Researchers in formal methods, database theory, type theory, and programming languages will recognise the underlying literature: functorial semantics, bidirectional transformations, generalised algebraic theories. Citations point to the papers whose constructions panproto adopts, and departures from those designs are flagged at the point they occur.
How this book is organised
The book has seven parts plus appendices. Two opening chapters orient the reader and position panproto against the tools a working developer has already used. Part I develops the mathematical foundations — categories, functors and natural transformations, universal properties, colimits, and generalised algebraic theories, in that order. Each concept is introduced through running examples from code before being stated abstractly.
Part II develops panproto’s core constructions. It opens with the identification of a protocol with a generalised algebraic theory and a schema with a model of one, and closes with the corresponding identification of migrations with bidirectional lenses. The intermediate chapters cover the restrict-and-lift pipeline panproto uses to carry data along a migration, the round-trip laws that make a migration safe to run in either direction, and the dependent families panproto calls protolenses.

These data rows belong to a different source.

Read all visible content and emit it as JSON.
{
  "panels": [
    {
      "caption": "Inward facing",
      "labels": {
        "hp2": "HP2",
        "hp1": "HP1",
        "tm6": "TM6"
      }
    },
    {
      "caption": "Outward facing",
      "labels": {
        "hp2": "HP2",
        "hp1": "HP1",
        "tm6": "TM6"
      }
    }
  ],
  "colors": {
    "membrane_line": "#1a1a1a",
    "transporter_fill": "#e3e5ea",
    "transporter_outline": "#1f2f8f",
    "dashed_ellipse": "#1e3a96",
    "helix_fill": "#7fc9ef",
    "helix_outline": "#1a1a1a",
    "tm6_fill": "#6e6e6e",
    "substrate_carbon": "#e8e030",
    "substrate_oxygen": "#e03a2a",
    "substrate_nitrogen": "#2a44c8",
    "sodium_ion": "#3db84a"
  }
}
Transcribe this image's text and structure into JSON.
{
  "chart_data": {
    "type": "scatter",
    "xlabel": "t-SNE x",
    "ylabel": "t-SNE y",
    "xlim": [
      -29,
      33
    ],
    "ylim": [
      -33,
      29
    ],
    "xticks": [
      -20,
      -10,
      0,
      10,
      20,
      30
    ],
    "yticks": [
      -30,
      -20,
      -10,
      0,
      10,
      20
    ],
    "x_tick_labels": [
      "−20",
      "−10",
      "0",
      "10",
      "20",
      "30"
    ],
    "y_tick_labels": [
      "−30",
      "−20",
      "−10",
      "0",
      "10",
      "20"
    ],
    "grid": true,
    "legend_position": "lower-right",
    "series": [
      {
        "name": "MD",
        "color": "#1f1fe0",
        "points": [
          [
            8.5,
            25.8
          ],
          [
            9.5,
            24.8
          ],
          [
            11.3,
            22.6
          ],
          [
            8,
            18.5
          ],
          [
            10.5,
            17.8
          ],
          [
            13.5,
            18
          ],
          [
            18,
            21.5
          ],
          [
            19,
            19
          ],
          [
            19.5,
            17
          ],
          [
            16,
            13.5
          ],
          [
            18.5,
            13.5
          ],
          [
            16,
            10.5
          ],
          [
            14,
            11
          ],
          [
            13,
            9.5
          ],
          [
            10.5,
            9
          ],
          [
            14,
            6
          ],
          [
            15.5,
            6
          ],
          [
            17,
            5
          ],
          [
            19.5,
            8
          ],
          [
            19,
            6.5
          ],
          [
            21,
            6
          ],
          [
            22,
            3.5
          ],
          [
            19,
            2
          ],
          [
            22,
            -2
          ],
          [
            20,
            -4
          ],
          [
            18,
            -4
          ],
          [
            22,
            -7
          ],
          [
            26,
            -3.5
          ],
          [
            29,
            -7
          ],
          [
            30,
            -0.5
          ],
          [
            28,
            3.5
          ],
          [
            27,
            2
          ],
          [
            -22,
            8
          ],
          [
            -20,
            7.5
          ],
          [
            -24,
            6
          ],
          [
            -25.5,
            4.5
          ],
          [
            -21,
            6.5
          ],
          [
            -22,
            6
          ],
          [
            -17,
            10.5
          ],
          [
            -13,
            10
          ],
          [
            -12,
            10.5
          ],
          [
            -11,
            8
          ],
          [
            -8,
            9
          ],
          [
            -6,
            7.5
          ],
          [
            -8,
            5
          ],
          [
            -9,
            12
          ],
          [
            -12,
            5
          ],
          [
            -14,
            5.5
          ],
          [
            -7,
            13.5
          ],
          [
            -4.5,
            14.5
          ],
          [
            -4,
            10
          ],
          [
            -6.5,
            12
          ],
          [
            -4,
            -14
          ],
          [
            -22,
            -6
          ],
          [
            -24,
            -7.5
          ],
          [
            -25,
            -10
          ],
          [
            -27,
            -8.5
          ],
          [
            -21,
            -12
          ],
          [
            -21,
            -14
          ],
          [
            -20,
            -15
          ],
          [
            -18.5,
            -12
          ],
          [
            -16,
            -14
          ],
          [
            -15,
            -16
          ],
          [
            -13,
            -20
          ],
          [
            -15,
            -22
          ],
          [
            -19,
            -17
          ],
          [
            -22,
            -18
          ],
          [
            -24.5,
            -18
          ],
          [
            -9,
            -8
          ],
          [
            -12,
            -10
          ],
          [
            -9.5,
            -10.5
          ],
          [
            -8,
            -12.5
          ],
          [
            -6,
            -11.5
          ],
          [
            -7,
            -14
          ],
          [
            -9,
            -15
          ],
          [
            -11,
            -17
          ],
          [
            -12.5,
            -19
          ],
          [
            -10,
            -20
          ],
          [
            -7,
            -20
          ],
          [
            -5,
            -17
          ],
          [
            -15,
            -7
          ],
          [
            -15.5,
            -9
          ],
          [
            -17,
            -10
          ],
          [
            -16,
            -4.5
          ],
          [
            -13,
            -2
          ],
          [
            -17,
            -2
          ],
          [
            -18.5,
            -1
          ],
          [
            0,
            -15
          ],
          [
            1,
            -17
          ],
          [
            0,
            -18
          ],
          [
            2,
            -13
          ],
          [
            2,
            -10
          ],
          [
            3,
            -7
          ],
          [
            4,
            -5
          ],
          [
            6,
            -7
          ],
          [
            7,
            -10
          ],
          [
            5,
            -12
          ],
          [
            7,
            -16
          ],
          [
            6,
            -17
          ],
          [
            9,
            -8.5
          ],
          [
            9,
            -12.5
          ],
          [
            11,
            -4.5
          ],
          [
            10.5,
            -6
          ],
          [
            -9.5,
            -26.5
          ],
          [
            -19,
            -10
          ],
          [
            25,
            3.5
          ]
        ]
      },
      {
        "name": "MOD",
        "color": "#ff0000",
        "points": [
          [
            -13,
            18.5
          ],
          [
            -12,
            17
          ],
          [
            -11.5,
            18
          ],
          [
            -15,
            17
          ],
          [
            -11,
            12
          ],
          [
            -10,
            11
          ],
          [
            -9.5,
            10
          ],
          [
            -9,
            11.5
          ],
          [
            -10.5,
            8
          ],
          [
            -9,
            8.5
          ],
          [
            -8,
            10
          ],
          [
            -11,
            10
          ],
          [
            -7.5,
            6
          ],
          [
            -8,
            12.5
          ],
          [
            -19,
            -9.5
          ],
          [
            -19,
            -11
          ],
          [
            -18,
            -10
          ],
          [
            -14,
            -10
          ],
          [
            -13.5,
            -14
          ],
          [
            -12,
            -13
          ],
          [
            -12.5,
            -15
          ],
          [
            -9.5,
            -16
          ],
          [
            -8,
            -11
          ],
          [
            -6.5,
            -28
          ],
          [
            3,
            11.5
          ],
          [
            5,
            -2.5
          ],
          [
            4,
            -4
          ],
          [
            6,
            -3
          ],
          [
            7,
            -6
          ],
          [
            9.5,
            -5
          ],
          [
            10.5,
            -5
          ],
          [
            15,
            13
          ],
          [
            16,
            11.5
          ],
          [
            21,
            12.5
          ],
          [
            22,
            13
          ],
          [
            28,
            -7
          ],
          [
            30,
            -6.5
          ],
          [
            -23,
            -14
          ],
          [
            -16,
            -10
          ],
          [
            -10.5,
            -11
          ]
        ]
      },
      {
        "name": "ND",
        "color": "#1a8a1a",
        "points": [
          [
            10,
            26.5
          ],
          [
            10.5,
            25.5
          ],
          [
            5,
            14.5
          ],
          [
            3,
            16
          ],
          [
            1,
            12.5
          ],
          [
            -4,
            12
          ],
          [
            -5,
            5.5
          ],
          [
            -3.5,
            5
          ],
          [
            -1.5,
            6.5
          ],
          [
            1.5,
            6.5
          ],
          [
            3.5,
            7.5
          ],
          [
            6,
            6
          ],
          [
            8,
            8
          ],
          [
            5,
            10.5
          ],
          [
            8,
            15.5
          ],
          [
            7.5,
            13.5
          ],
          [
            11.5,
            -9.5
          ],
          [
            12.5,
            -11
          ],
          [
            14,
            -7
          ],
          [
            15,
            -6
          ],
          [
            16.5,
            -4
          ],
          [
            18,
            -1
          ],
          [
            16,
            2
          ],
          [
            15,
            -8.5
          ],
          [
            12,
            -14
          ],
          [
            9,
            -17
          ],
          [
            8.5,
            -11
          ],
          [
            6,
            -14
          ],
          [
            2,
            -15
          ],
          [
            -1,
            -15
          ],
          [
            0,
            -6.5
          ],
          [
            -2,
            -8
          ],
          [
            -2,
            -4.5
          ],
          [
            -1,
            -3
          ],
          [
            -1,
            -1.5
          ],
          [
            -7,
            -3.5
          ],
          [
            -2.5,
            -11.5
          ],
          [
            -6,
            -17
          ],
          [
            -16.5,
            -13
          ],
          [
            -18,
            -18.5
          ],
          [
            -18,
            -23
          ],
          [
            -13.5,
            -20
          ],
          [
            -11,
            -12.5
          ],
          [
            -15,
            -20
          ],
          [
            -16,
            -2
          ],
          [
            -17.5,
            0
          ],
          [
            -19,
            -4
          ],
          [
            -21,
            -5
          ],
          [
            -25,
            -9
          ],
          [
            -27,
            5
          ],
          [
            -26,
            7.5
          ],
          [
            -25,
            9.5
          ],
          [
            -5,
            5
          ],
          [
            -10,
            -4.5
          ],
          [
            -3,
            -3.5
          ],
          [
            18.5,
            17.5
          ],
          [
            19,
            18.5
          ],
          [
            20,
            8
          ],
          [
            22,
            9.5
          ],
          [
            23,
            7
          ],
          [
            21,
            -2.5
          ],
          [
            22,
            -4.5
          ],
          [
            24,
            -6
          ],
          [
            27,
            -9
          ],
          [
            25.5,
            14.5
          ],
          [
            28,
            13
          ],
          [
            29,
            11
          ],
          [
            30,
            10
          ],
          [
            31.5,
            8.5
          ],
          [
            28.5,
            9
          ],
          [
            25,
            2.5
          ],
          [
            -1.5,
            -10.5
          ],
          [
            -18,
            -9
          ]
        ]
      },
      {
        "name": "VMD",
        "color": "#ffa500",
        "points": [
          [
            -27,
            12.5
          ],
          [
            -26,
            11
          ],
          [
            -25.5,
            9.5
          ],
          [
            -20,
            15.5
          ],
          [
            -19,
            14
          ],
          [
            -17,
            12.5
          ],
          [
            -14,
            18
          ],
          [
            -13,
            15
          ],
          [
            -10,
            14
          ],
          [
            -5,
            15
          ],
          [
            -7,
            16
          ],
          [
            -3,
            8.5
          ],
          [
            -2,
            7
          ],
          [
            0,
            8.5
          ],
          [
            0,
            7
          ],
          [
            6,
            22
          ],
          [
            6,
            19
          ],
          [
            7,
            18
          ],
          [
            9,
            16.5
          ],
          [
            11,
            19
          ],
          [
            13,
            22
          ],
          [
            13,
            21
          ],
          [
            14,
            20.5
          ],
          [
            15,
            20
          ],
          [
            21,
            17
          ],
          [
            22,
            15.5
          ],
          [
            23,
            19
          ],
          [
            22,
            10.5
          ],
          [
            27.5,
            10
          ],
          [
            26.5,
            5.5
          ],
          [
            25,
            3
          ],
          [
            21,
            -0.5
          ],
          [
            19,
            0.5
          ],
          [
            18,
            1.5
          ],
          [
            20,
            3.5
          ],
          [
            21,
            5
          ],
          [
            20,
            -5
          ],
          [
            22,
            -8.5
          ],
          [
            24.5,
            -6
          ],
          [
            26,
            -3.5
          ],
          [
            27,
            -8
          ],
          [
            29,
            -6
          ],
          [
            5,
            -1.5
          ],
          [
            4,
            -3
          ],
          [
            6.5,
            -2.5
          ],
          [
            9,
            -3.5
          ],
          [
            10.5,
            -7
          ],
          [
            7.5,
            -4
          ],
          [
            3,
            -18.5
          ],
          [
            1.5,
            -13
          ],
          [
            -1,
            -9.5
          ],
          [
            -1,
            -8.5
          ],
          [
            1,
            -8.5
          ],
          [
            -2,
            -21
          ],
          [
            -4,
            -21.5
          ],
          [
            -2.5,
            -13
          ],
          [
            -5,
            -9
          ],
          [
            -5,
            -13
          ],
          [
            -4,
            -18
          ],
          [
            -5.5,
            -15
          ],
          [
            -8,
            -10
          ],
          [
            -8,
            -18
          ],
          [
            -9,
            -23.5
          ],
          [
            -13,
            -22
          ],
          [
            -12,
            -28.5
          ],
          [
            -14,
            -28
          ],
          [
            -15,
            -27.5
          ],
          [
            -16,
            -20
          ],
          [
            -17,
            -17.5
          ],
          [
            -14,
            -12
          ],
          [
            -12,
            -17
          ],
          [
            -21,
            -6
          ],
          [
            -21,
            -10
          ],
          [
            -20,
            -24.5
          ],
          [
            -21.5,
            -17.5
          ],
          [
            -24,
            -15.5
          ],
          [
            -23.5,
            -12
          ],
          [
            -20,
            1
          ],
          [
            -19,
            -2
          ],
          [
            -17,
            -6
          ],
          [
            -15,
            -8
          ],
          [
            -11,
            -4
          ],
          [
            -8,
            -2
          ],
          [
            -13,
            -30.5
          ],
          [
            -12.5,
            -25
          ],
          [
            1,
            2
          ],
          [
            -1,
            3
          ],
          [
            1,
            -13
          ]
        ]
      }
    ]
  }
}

Part III documents the small pure expression language the engine uses when a migration needs to compute a value that depends on a record. Part IV covers the protocols panproto already knows about, through four case studies — ATProto, Avro, a relational case, and FHIR as a document case — plus the tree-sitter-based auto-derivation that produces protocols for 248 programming languages.
Part V turns to version control. It opens with a careful account of what git actually versions (byte sequences in a Merkle DAG) and what it does not (everything that gives those byte sequences meaning), and uses the gap to motivate the object model panproto-vcs puts in its place. From there the part develops the merge algorithm as a pushout in the category of schemas, the automatic data migration that follows from the inferred schema diff, and the bidirectional bridge between a panproto repository and an ordinary git remote.
Part VI is operational: the WebAssembly boundary, the Rust, TypeScript, and Python SDKs built on top of it, and the command line. Part VII is for contributors: the workspace layout, the CI pipeline, how to extend panproto with a new protocol or lens combinator, and the experimental subsystems. Three appendices close the book: a notation reference, a glossary, and an open-problems list.
How to read this book
A reader with prior category-theory experience can start at Part II and treat Part I as reference. Without that background, the first two parts repay reading in order; the protocol, VCS, and SDK parts that follow can be read in whatever order matches the practical problem at hand. Contributors to panproto’s code should also read Part VII before the others. The book assumes no previous encounter with panproto.
What the software can do today
Panproto is pre-release software. Several of its subsystems are complete enough to support the worked examples of the book and would not yet stand up to production use in isolation. Feature-gated subsystems still under development are catalogued in the chapter on experimental and feature-gated subsystems. The open-problems appendix lists the places where the software is ahead of the theory we have a citation for, and the places where the theory is ahead of the software.